MDMA as a treatment for PTSD in returning soldiers

Despite months of talk therapy, the nightmares continued, and Bledsoe grew desperate. Then “something almost miraculous” happened, he says. An online search brought him to a unique study of the banned drug MDMA (3,4-methylenedioxymethamphetamine), well known as the street drug ecstasy. The 21-patient study, sponsored by the nonprofit Multidisciplinary Association for Psychedelic Studies (MAPS), launched in 2004 as the first U.S. clinical trial of a psychedelic drug in 35 years.
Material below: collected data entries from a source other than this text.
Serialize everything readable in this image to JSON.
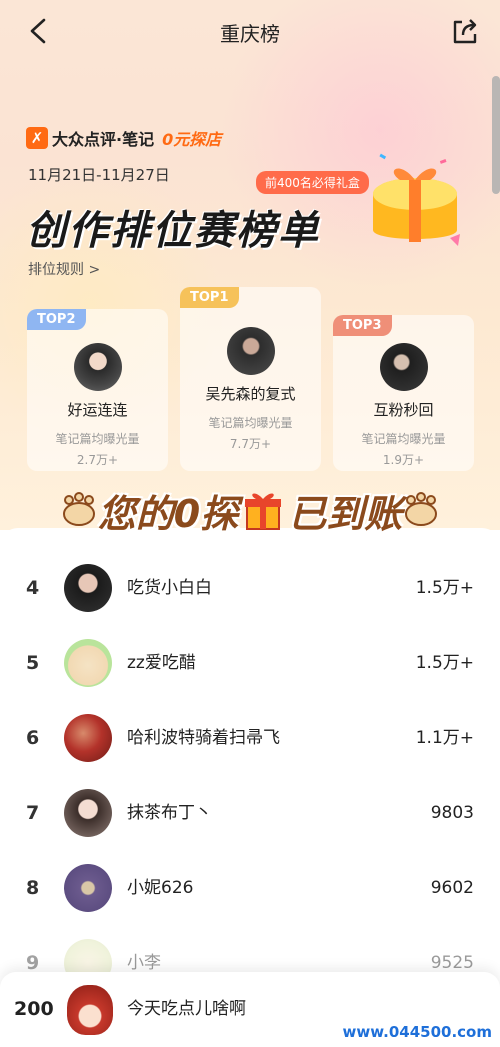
{
  "nav": {
    "title": "重庆榜"
  },
  "brand": {
    "logo_char": "✗",
    "name": "大众点评·笔记",
    "tag": "0元探店"
  },
  "header": {
    "date_range": "11月21日-11月27日",
    "reward_badge": "前400名必得礼盒",
    "title": "创作排位赛榜单",
    "rules_link": "排位规则 >"
  },
  "podium": [
    {
      "rank_label": "TOP2",
      "name": "好运连连",
      "metric_label": "笔记篇均曝光量",
      "metric_value": "2.7万+"
    },
    {
      "rank_label": "TOP1",
      "name": "吴先森的复式",
      "metric_label": "笔记篇均曝光量",
      "metric_value": "7.7万+"
    },
    {
      "rank_label": "TOP3",
      "name": "互粉秒回",
      "metric_label": "笔记篇均曝光量",
      "metric_value": "1.9万+"
    }
  ],
  "banner": {
    "left_text": "您的0探",
    "right_text": "已到账"
  },
  "ranking": [
    {
      "rank": "4",
      "name": "吃货小白白",
      "value": "1.5万+"
    },
    {
      "rank": "5",
      "name": "zz爱吃醋",
      "value": "1.5万+"
    },
    {
      "rank": "6",
      "name": "哈利波特骑着扫帚飞",
      "value": "1.1万+"
    },
    {
      "rank": "7",
      "name": "抹茶布丁丶",
      "value": "9803"
    },
    {
      "rank": "8",
      "name": "小妮626",
      "value": "9602"
    },
    {
      "rank": "9",
      "name": "小李",
      "value": "9525"
    }
  ],
  "my_entry": {
    "rank": "200",
    "name": "今天吃点儿啥啊"
  },
  "watermark": "www.044500.com",
  "colors": {
    "accent": "#ff6a13",
    "badge": "#ff6b4a",
    "top1": "#f6c25a",
    "top2": "#8fb6f2",
    "top3": "#ef8f78"
  }
}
After several bond-building sessions with psychiatrist and study leader Michael Mithoefer and a co-therapist, Bledsoe swallowed a white tablet, donned eyeshades and reclined in Mithoefer’s comfortable Charleston, S.C., office. Over the next eight hours, Bledsoe revisited the explosion and recounted the trauma to Mithoefer. After two more MDMA-assisted psychotherapy sessions, Bledsoe says his PTSD symptoms were “completely eliminated.”

This weekend at a MAPS-sponsored meeting here, Mithoefer reported similar results for nearly all of the trial’s participants. After two or three MDMA sessions, patients who received MDMA experienced huge drops in symptoms as measured by a standard PTSD scale. At baseline, study patients had an average Clinician-Administered PTSD Scale (CAPS) score of 79, but after MDMA-assisted therapy, CAPS scores dropped to 23.4 in the 13-person MDMA group, whereas an eight-person placebo group averaged a score of 60. (Later, seven of eight placebo patients chose to receive MDMA as well.)